The “only now can exist” faction find tiresome the proposition that “the moment we identify something as happening now, already it has passed”, making the point that “now” is the constant state of existence and that a mechanism like time exists only a thing of administrative convenience. The “only now can exist” faction are most associated with the schools of presentism or phenomenology and argue only the present moment (now) is “real” and that any other fragment of time can only be described, the past existing only in memory and the future only as anticipation or imagination; “now” is the sole verifiable reality. They are interested especially in what they call “change & becoming”, making the point the very notion of change demands a “now”: events happen and things become in the present; without a “now”, change and causality are unintelligible. The debate between the factions hinges often on differing interpretations of time: whether fundamentally it is subjective or objective, continuous or discrete, dynamic or static. Linguistically and practically, “now” remains central to the human experience but whether it corresponds to an independent metaphysical reality remains a dispute that, pleasingly for those involved, can go on endlessly because there's unlikely ever to be a "right" answer. Pleasingly, most people "now" alive and most who have existed have dealt with the concept "now" and its companions (past & future) without being much troubled by the squabbles among philosophers or cosmologists.

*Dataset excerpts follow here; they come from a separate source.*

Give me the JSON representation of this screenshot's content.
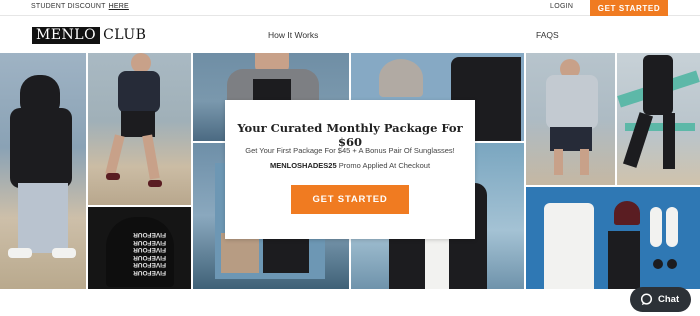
{
  "topbar": {
    "promo_text": "STUDENT DISCOUNT",
    "promo_link": "HERE",
    "login": "LOGIN",
    "cta": "GET STARTED"
  },
  "nav": {
    "logo_boxed": "MENLO",
    "logo_rest": "CLUB",
    "links": [
      "How It Works",
      "FAQS"
    ]
  },
  "hero": {
    "sweatshirt_text": "FIVEFOUR FIVEFOUR FIVEFOUR FIVEFOUR FIVEFOUR FIVEFOUR"
  },
  "promo_card": {
    "title": "Your Curated Monthly Package For $60",
    "subtitle": "Get Your First Package For $45 + A Bonus Pair Of Sunglasses!",
    "code": "MENLOSHADES25",
    "code_suffix": " Promo Applied At Checkout",
    "button": "GET STARTED"
  },
  "chat": {
    "label": "Chat",
    "icon": "chat-bubble-icon"
  },
  "colors": {
    "accent": "#f07b21",
    "chat_bg": "#2c3137"
  }
}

Cosmologists, if so minded, can dwell less on the nature of “now” because they have the “Andromeda paradox”, one of the consequences of Albert Einstein’s (1879-1955) theory of special relativity. What the paradox does is illustrate the way “now” is relative and differs for observers moving at different speeds, the effect increasing as distances increase, such as when the point of reference is the Andromeda galaxy, some 2½ million light years distant from Earth. Under special relativity, what one observer sees and perceives as “now” on Andromeda will, by another, moving at a different relative speed, be perceived as occurring in the past or future. This can happen at any distance but, outside of computer simulations or laboratories, the effects of relative simultaneity are noticeable (even at relatively low speeds) only at distance. The way to conceptualize special relatively is to imagine everything in the universe happening "at the same time" and "work backwards" as distances between objects increase.